Processing factors uncertainty

Processing effects are modelled either by a fixed processing factor, or by a lognormal or logistic-normal distribution (depending on the distribution type of the processing type). In case of a fixed factor, the uncertainty distribution is lognormal or logistic-normal with the same mean \(\mu\) as the fixed value, and with a standard deviation \(\sigma_{unc}\) which is calculated from the specified central value \(\mu\) (or nominal) and an estimate of the p95 of the uncertainty distribution (set NominalUncertaintyUpper in the table for Processing factors).

The calculation is:

\[\sigma_{unc} = \frac{\mathit{f(NominalUncertaintyUpper)} - f(\mu)}{1.645}\]

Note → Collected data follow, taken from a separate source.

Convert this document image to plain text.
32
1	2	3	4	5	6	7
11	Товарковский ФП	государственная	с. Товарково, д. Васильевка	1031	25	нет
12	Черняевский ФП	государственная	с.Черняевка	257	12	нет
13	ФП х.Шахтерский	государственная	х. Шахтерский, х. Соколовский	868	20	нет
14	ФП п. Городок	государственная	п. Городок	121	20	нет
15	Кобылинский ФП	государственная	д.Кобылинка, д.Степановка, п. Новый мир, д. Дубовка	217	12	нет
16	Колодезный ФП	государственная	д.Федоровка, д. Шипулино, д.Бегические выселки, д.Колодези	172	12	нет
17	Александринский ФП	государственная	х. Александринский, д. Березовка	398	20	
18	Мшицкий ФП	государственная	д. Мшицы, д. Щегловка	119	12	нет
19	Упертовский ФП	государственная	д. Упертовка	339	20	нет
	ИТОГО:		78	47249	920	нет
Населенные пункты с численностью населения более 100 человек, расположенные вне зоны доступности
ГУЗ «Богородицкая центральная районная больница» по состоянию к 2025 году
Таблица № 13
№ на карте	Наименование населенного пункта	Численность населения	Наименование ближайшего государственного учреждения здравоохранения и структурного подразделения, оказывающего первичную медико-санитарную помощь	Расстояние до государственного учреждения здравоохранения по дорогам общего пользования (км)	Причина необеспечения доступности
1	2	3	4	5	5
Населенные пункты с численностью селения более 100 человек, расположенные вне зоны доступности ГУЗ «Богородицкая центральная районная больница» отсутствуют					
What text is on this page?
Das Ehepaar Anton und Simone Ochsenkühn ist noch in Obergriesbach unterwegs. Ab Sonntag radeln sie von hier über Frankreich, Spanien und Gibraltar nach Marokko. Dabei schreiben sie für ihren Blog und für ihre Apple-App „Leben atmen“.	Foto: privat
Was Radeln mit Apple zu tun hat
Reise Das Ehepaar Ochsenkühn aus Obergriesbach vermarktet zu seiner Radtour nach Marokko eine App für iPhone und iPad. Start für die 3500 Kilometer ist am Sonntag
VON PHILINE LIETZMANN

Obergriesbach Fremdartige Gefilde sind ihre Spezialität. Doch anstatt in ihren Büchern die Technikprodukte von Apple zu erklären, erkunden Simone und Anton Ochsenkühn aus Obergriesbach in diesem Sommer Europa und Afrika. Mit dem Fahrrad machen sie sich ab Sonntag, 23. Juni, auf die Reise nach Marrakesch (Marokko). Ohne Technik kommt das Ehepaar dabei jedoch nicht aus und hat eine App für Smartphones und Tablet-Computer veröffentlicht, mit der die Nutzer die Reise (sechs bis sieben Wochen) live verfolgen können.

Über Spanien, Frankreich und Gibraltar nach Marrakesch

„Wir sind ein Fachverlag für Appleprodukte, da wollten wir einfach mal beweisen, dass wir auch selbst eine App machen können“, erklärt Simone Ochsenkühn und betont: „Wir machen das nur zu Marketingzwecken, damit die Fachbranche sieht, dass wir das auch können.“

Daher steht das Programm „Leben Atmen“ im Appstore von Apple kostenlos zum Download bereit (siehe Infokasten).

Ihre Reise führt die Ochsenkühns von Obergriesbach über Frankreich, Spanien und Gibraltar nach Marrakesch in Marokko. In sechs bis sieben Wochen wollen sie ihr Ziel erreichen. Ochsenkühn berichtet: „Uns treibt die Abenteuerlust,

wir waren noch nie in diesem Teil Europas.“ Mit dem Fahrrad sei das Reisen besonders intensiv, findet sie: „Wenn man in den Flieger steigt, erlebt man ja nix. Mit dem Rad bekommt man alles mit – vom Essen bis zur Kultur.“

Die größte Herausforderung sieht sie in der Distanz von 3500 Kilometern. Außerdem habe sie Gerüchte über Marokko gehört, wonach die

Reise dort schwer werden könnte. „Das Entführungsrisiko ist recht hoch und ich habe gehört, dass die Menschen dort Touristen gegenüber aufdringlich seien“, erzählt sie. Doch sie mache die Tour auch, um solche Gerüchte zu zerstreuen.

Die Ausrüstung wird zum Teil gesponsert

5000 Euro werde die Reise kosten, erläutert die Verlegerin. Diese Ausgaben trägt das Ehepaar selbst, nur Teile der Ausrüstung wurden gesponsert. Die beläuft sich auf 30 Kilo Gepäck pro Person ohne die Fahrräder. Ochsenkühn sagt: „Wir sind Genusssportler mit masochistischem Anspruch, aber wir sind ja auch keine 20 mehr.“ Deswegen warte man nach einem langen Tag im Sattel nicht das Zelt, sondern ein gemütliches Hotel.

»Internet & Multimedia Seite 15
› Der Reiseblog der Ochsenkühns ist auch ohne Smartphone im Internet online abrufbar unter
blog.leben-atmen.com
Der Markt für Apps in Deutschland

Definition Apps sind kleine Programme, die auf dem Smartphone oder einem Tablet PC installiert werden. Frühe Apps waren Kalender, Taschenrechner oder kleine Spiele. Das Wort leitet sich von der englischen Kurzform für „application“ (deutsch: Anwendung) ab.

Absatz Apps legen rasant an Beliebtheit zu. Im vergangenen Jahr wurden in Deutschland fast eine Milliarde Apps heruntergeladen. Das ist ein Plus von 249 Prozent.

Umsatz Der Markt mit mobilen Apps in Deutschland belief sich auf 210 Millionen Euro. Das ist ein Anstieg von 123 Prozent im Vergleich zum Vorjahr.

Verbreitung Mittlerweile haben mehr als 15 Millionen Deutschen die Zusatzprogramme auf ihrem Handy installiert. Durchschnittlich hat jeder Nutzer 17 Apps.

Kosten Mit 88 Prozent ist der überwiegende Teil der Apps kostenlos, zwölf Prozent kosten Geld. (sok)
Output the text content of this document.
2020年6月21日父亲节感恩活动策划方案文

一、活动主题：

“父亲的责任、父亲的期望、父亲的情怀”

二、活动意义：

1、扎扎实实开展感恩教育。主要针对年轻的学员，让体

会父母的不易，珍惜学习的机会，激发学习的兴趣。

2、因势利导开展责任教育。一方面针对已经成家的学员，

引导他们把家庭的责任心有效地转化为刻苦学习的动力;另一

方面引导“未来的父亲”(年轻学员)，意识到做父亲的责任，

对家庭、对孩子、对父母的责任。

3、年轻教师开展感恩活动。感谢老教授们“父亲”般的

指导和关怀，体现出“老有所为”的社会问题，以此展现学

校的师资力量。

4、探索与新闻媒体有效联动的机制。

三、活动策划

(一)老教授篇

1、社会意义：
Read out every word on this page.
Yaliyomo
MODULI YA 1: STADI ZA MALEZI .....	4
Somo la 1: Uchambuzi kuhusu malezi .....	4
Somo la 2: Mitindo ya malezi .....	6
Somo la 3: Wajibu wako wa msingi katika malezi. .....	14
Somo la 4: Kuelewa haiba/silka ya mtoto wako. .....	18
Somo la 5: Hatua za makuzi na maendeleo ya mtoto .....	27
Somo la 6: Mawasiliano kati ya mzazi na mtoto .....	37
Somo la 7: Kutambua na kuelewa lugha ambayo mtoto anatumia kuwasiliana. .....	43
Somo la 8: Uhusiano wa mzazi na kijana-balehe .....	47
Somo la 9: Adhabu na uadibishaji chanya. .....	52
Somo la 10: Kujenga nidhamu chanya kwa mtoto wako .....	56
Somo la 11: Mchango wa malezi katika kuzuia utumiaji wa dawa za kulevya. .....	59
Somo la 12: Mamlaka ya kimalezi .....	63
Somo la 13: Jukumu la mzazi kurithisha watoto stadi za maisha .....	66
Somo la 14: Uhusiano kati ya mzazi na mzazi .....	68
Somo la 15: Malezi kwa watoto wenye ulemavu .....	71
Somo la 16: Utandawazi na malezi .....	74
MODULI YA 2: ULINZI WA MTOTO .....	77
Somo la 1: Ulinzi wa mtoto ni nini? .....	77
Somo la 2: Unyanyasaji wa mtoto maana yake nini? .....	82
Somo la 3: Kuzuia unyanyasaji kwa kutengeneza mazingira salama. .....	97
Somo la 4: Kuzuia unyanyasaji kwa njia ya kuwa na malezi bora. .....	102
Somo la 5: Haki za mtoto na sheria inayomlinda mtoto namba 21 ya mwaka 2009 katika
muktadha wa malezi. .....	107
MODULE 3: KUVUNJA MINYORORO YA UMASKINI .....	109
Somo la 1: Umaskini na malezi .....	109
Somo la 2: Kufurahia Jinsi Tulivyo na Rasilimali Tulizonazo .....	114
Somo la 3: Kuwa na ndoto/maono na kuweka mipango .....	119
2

with \(f() = logit\) for the logistic-normal distribution (distribution type 1) and \(f() = ln\) for the lognormal distribution (distribution type 2). Values lower than 0.01 or higher than 0.99 (distribution type 1 only) are replaced by default values (0.01 and 0.99); this is useful computationally to avoid problems. In each iteration of the uncertainty analysis a new value is drawn from this distribution to be used as a fixed factor in the Monte Carlo calculation. In case of distribution based processing factors (describing the variability of processing factors) two uncertainties can be specified. For \(\sigma_{unc}\), specification and calculation is as before (set NominalUncertaintyUpper in the table for Processing factors).

The uncertainty about the variability standard deviation

\[\sigma_{var}=\frac{ f(Upper)-f(\mu)}{1.645}\]

can be specified by the UpperUncertaintyUpper value. This value is specified as the p95 upper limit on Upper. The specified value is used to derive in a iterative search the number of degrees of freedom \(\mathit{df}\) (van der Voet et al. (2009)). In the uncertainty analysis, a modified chi-square distribution with \(\mathit{df}\) degrees of freedom is used to generate new values of \(\sigma_{var}\). A very high value of \(\mathit{df}\) means little uncertainty and \(\sigma_{var}\) will be almost equal in all iterations of the uncertainty analysis. A \(\mathit{df}\) close to 0 means a large uncertainty and very different values of \(\sigma_{var}\) will be obtained in the iterations of the uncertainty analysis. The p95 upper limit on Upper is set through parameter UpperUncertaintyUpper.